9:29 E come Isaia avea innanzi detto: Se il Signor degli eserciti non ci avesse lasciato qualche seme, saremmo divenuti come Sodoma, e simili a Gomorra.

9:29 E come Isaia avea già detto prima: Se il Signor degli eserciti non ci avesse lasciato un seme, saremmo divenuti come Sodoma e saremmo stati simili a Gomorra.

9:29 Come Isaia aveva detto prima: Se il Signore degli eserciti non ci avesse lasciato una discendenza, saremmo diventati come Sodoma e saremmo stati simili a Gomorra.

9:29 E come Isaia aveva predetto: «Se il Signore degli eserciti non ci avesse lasciato un seme, saremmo diventati come Sodoma e saremmo stati simili a Gomorra».

9:30 Che diremo adunque? Che i Gentili, che non procacciavano la giustizia, hanno ottenuta la giustizia; anzi la giustizia che è per la fede.

9:30 Che diremo dunque? Diremo che i Gentili, i quali non cercavano la giustizia, hanno conseguito la giustizia, ma la giustizia che vien dalla fede;

9:30 Che diremo dunque? Diremo che degli stranieri, i quali non ricercavano la giustizia, hanno conseguito la giustizia, però la giustizia che deriva dalla fede;

9:30 Che diremo dunque? Che i gentili, che non cercavano la giustizia, hanno ottenuta la giustizia, quella giustizia però che deriva dalla fede,

9:31 Ma che Israele, che procacciava la legge della giustizia non è pervenuto alla legge della giustizia.

9:31 mentre Israele, che cercava la legge della giustizia, non ha conseguito la legge della giustizia.

9:31 mentre Israele, che ricercava una legge di giustizia, non ha raggiunto questa legge.

9:31 mentre Israele, che cercava la legge della giustizia, non è arrivato alla legge della giustizia.

9:32 Perchè? perciocchè egli non l'ha procacciata per la fede, ma come per le opere della legge; perciocchè si sono intoppati nella pietra dell'intoppo.

9:32 Perché? Perché l’ha cercata non per fede, ma per opere.
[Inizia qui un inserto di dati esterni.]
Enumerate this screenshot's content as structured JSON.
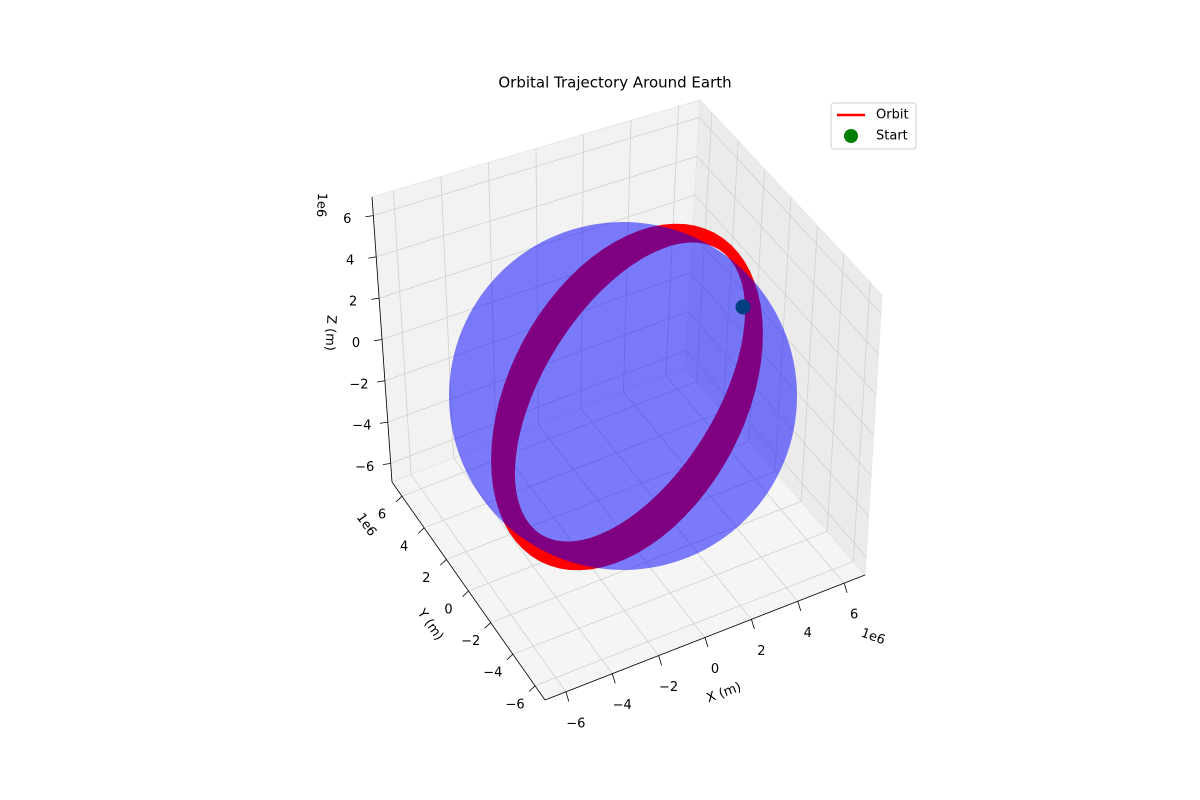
{
  "chart_data": {
    "type": "3d",
    "title": "Orbital Trajectory Around Earth",
    "xlabel": "X (m)",
    "ylabel": "Y (m)",
    "zlabel": "Z (m)",
    "offset_labels": {
      "x": "1e6",
      "y": "1e6",
      "z": "1e6"
    },
    "xlim": [
      -6.9,
      6.9
    ],
    "ylim": [
      -6.9,
      6.9
    ],
    "zlim": [
      -6.9,
      6.9
    ],
    "xticks": [
      {
        "value": -6,
        "label": "−6"
      },
      {
        "value": -4,
        "label": "−4"
      },
      {
        "value": -2,
        "label": "−2"
      },
      0,
      2,
      4,
      6
    ],
    "yticks": [
      {
        "value": -6,
        "label": "−6"
      },
      {
        "value": -4,
        "label": "−4"
      },
      {
        "value": -2,
        "label": "−2"
      },
      0,
      2,
      4,
      6
    ],
    "zticks": [
      {
        "value": -6,
        "label": "−6"
      },
      {
        "value": -4,
        "label": "−4"
      },
      {
        "value": -2,
        "label": "−2"
      },
      0,
      2,
      4,
      6
    ],
    "grid": true,
    "legend": "upper right",
    "series": [
      {
        "name": "Orbit",
        "color": "#ff0000"
      },
      {
        "name": "Start",
        "color": "#008000"
      }
    ],
    "earth_color": "#0000ff"
  }
}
Essi hanno urtato nella pietra d’intoppo,

9:32 Perché? Perché l'ha ricercata non per fede ma per opere. Essi hanno urtato nella pietra d'inciampo,

9:32 Perché? Perché la cercava non mediante la fede ma mediante le opere della legge; essi infatti hanno urtato nella pietra d'inciampo,

9:33 Siccome è scritto: Ecco, io pongo in Sion una pietra d'intoppo, ed un sasso d'incappo; ma chiunque crede in esso non sarà svergognato.

9:33 siccome è scritto: Ecco, io pongo in Sion una pietra d’intoppo e una roccia d’inciampo; ma chi crede in lui non sarà svergognato.

9:33 come è scritto: Ecco, io metto in Sion un sasso d'inciampo e una pietra di scandalo; ma chi crede in lui non sarà deluso.

9:33 come sta scritto «Ecco, io pongo in Sion una pietra d'inciampo e una roccia di scandalo, ma chiunque crede in lui non sarà svergognato».